Overwrought statements of promotion notwithstanding, there are kernels of truth in the hard sell Dana White has been doing for months now: Bantamweight champion Renan Barao and flyweight champion Demetrious Johnson are bad dudes, and they've been laying considerable beatings on opposition for quite a while.
And yet, if you brought that up to the average fan, he'd be much more focused on those heroes of the past than on the champions who are chasing those records.
Why is that?
The argument that no one wants to watch the little guys has been around for a while, and it's a fair one. They're not for everyone, no matter how much they're lauded for their quickness and technique. There's always going to be a population that is far keener to see behemoths one-punch each other cold, and that's fine.
Some people, a growing percentage of fans actually, seem to be pushing back against that promotional bluster noted above—the more they're told how great these champions are, the less they're willing to listen.
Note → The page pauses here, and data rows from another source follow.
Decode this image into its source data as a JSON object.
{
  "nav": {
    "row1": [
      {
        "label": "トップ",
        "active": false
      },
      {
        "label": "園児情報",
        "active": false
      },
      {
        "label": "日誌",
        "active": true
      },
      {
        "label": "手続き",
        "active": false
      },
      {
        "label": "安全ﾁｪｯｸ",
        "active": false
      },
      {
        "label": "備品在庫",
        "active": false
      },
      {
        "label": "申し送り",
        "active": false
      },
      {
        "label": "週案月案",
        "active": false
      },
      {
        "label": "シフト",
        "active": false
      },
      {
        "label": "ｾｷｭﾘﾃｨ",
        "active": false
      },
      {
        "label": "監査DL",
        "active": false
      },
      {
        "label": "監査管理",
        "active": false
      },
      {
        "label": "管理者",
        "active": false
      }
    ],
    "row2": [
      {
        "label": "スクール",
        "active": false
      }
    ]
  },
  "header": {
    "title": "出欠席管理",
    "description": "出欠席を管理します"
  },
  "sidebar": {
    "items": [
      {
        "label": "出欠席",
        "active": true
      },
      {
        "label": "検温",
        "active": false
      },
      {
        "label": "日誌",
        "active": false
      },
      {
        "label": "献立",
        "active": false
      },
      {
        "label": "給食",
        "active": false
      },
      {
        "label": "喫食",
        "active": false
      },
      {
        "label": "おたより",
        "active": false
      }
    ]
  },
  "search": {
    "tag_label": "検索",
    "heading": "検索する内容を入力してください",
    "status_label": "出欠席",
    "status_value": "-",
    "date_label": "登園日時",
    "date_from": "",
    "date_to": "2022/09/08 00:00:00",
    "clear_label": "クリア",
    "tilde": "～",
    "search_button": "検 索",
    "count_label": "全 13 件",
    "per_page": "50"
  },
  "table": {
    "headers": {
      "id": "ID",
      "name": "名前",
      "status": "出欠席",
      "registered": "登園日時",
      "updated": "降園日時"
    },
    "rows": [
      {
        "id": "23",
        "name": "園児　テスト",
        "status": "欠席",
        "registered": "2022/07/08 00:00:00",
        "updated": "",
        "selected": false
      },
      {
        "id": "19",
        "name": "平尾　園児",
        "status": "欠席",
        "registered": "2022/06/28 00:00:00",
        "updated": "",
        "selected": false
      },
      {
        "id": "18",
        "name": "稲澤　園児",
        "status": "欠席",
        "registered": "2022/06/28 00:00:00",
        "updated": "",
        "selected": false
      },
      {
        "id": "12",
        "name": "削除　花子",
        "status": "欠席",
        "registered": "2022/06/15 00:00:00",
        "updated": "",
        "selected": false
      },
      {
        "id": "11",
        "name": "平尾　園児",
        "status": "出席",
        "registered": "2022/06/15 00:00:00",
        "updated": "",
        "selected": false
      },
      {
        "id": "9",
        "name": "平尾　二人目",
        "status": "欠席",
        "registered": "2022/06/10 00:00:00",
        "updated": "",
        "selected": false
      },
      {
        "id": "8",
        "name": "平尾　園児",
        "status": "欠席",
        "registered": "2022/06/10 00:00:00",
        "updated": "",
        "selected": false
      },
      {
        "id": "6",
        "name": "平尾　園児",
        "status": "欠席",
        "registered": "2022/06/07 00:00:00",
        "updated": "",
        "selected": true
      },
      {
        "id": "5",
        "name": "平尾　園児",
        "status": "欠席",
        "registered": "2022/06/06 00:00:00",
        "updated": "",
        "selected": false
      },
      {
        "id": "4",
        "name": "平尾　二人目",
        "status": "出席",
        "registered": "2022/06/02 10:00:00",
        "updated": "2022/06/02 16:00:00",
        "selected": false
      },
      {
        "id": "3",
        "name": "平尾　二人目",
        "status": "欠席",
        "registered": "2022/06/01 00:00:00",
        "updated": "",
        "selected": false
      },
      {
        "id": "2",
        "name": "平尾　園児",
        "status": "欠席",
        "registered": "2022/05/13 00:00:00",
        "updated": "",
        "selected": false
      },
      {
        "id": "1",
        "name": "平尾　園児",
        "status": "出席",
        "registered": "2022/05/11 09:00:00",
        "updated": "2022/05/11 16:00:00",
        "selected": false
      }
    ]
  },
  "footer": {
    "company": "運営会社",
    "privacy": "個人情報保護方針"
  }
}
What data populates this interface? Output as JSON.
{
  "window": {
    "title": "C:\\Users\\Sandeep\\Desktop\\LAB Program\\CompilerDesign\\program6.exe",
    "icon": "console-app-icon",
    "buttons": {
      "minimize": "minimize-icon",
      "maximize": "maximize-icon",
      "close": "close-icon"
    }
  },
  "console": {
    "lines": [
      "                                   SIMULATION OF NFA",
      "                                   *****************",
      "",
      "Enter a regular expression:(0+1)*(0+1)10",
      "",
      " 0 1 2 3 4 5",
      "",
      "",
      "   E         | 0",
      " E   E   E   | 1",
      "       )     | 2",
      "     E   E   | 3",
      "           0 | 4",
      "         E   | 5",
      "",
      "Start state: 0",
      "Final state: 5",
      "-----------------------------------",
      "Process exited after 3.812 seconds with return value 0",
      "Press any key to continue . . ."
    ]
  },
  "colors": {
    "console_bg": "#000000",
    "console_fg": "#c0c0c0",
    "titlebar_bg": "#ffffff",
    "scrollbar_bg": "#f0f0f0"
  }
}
Maybe more importantly, the less they're willing to pay money to watch.
Others have been around long enough to remember the guts and heart of these great former champions who emerged from the no-holds-barred era as pioneers. They were exceptional athletes in a sport that didn't have many at the time. It's hard to forget their place in the game and even harder to imagine that these new champions have earned what they had earned.
But at the end of the day, Barao and Johnson are both a win away from placing their names beside them in the record books. By 2015, it's possible, if not likely, that both will surpass them. The fact that they aren't drawing interest for that has to be concerning to the UFC, and it's not good for the sport, either.
MMA's history is short, but the inability to escape its own shadow has potentially dire consequences. While other sports can afford to have debates over the past versus the present thanks to decades of action, MMA can't.
The sport needs the new faces to matter as much as the old ones because the old ones aren't all that old. People remember their great performances; they saw them live. If they aren't sold on the new guys in the same way, it's far easier to dismiss them because they have first-person historical context to give their opinions weight.
When it comes time to sell those new faces, such adverse opinions are damaging, especially to a sport that's expanding rapidly with events on a weekly basis across the globe. Those events need headliners that involve either the stars of today or the men who'll fight the stars of today—not guys that people think of as a step down from the champions of the sport's dark ages.
If Barao and Johnson can't entice people to shell out $60 when their names are on the marquee or get fans to flip over to Fox to catch them chucking leather to sell ad space on a Saturday night, the UFC has serious problems. They're doing spectacular things as spectacular athletes, but they aren't resonating with the people who matter.
Still, they'll be record holders before you know it. They'll pass great men of an era gone by—men who fought for nothing so that Barao and Johnson could follow and fight for something.
Without their deserved recognition though, it's hard to know what that something really is.